Minnesota’s watchdog is watching our Legacy Amendment funds. Using the “special responsibility and special tools” of his office, Legislative Auditor Jim Nobles says that he and his staff will remain vigilant in oversight of the funds that protect our outdoors, clean water, parks and trails and arts and culture.
The sales tax increase of three-eighths of 1 percent, voted by Minnesotans deep in the recession in 2008, is projected to have generated $7 billion-plus by the time it expires in 2034.
With 23 years to go, and so many precious taxpayer dollars at stake, it is imperative that Nobles and his staff remain dedicated to oversight and accountability — and that elected officials and the rest of us pay attention.

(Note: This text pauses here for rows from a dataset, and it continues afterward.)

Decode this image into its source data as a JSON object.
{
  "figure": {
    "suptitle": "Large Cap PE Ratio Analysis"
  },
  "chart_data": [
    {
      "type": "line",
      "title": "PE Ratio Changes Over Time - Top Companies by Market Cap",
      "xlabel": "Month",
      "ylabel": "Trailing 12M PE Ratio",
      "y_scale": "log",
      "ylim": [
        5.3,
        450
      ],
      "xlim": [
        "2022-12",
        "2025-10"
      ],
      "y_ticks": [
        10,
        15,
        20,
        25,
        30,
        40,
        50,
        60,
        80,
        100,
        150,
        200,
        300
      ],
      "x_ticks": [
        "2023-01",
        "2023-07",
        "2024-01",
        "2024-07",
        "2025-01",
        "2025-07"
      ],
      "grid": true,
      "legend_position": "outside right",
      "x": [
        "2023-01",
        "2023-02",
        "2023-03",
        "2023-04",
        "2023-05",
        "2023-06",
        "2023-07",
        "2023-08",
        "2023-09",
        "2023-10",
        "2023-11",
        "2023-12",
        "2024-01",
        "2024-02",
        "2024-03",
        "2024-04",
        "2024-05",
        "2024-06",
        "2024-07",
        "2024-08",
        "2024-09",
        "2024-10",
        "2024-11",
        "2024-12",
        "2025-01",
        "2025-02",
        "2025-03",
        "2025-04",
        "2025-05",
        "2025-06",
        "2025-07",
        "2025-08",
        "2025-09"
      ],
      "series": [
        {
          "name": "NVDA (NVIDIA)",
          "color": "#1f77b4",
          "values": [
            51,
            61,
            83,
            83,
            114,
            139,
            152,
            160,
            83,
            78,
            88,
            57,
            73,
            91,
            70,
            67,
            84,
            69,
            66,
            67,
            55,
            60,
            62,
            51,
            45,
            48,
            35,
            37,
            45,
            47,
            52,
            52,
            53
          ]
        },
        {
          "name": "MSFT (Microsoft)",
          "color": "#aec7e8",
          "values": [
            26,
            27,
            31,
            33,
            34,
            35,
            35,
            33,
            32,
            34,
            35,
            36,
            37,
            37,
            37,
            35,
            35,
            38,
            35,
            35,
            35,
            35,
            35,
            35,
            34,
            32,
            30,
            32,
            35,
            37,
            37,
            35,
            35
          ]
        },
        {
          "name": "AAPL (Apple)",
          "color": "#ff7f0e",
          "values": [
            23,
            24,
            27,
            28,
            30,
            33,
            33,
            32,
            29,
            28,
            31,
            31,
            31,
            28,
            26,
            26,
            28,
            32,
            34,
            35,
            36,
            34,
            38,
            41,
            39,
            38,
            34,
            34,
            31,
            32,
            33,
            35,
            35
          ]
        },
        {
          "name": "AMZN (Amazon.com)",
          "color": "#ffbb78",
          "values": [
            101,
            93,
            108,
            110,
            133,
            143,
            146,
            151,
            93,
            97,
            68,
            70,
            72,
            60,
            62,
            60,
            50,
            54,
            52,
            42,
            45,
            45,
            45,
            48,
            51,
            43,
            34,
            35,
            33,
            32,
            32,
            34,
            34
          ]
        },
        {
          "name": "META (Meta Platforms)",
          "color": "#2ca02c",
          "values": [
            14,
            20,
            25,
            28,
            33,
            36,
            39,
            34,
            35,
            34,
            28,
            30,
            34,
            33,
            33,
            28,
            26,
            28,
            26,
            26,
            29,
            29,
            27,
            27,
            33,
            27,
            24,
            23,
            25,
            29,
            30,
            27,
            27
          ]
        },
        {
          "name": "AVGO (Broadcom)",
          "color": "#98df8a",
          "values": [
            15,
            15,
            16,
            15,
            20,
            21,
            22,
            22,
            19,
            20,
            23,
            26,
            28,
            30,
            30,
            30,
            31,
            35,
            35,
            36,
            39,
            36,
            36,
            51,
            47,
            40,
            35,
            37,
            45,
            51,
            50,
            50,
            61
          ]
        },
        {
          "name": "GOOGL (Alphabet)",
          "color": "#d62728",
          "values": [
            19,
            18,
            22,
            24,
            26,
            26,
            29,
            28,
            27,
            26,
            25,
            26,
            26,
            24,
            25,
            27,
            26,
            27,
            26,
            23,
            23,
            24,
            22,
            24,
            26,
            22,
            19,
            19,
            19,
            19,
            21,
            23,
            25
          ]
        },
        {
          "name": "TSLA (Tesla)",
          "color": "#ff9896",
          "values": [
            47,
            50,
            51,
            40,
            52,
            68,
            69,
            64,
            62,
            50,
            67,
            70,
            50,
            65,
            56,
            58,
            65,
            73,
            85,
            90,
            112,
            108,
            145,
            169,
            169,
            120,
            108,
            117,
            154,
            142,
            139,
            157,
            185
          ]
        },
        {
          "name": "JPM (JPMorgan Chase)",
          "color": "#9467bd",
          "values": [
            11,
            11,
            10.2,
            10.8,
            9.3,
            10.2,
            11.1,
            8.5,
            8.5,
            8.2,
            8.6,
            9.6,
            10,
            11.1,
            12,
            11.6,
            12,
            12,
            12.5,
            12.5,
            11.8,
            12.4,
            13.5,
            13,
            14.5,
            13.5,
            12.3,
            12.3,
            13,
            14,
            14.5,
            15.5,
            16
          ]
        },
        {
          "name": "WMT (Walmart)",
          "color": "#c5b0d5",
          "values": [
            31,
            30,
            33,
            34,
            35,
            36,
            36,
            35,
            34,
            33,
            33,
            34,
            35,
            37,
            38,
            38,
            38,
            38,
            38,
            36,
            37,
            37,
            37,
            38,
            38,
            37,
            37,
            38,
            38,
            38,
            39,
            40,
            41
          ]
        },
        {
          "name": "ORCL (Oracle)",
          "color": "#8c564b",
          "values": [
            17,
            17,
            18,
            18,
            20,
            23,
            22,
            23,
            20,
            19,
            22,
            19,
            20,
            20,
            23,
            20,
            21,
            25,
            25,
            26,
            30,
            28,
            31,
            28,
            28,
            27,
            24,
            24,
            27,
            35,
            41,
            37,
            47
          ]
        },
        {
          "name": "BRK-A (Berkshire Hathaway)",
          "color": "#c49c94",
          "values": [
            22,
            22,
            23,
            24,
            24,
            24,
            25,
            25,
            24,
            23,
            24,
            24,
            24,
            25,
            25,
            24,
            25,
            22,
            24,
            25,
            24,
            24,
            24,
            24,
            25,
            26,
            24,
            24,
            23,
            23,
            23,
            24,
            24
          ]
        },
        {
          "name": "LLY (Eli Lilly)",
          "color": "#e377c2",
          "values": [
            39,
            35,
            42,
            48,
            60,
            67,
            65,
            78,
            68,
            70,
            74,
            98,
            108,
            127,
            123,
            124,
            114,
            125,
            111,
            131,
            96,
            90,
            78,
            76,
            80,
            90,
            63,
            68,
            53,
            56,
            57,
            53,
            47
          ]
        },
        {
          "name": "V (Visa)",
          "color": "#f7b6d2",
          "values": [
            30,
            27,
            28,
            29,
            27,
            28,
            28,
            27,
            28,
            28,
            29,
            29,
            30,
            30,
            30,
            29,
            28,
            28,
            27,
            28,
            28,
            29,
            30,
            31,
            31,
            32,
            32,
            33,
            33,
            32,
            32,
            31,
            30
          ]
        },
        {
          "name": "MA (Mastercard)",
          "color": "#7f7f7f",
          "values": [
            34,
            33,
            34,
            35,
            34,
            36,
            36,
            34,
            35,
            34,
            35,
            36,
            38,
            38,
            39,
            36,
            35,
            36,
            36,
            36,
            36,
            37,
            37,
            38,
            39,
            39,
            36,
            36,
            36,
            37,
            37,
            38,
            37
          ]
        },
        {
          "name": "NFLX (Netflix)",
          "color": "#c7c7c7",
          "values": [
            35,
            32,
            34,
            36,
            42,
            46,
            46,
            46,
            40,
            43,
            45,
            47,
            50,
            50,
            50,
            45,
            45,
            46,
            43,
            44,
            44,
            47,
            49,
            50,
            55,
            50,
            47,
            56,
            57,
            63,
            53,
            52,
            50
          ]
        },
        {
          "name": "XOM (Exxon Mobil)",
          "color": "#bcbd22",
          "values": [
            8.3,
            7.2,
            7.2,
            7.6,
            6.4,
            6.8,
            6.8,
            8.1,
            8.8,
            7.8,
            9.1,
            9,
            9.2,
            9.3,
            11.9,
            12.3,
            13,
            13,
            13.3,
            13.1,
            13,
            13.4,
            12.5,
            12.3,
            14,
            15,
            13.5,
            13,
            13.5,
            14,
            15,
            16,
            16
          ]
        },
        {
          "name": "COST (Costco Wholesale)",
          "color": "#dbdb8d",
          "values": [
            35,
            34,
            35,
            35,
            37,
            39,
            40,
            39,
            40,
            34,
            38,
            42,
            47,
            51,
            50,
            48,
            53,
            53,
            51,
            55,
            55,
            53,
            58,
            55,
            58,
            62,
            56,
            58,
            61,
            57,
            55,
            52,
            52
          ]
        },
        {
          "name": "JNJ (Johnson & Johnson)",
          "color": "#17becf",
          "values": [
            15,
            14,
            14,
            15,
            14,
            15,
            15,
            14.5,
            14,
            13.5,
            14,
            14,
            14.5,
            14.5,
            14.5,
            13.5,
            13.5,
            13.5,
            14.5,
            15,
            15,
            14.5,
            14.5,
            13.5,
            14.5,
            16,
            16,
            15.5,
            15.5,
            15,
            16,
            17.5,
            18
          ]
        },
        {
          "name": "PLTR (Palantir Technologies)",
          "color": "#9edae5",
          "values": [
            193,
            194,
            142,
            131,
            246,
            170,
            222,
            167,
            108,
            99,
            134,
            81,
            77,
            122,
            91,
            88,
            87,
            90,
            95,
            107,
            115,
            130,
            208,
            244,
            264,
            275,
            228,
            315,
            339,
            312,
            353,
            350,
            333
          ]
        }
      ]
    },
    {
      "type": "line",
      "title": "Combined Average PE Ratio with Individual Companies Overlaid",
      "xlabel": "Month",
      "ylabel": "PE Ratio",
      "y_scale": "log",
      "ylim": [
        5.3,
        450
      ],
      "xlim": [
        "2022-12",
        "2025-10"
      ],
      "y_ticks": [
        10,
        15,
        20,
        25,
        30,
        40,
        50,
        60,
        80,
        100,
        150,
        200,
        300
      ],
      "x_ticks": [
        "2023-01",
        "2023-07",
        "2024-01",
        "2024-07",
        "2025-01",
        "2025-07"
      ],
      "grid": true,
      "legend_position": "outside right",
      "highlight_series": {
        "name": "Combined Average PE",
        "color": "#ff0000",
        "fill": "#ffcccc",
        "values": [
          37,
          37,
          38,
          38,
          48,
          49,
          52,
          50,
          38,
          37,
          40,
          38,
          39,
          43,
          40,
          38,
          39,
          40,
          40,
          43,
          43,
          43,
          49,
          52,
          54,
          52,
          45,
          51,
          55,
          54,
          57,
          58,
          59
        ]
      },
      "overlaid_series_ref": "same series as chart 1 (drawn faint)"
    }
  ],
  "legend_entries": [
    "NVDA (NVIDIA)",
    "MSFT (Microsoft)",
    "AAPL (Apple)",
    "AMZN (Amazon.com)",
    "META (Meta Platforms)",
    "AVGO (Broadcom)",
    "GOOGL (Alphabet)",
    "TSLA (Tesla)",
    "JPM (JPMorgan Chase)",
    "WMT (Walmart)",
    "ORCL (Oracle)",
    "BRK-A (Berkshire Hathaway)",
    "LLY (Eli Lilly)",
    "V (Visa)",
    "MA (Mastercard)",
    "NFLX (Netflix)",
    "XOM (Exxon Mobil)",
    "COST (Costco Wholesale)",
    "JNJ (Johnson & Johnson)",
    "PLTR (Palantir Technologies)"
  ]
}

Recently, Nobles’ office released the most comprehensive report card on the amendment, an early opportunity to set the bar for the standards and measurements needed to be sure voters get what they’re paying for.
In our recent conversation about the Legacy Amendment, Nobles reiterated his ongoing concerns.
First is understanding amendment language that says funds will “supplement, not substitute,” for traditional sources of funding. Nobles said it is unclear what constitutes a “traditional” source of funding. ...
Many Minnesotans voted for the Legacy Amendment because they care about clean water. In Minnesota, “it defines us,” Nobles said. Measuring our clean-water results, however, will be complicated by a number of factors, including administration by overlapping state agencies and jurisdictions.
As Nobles says, it will take a lot of pressure on state government to achieve the desired outcomes.
Faced with tough times and tight budgets, we’re counting on the legislative auditor and his staff to keep the pressure on.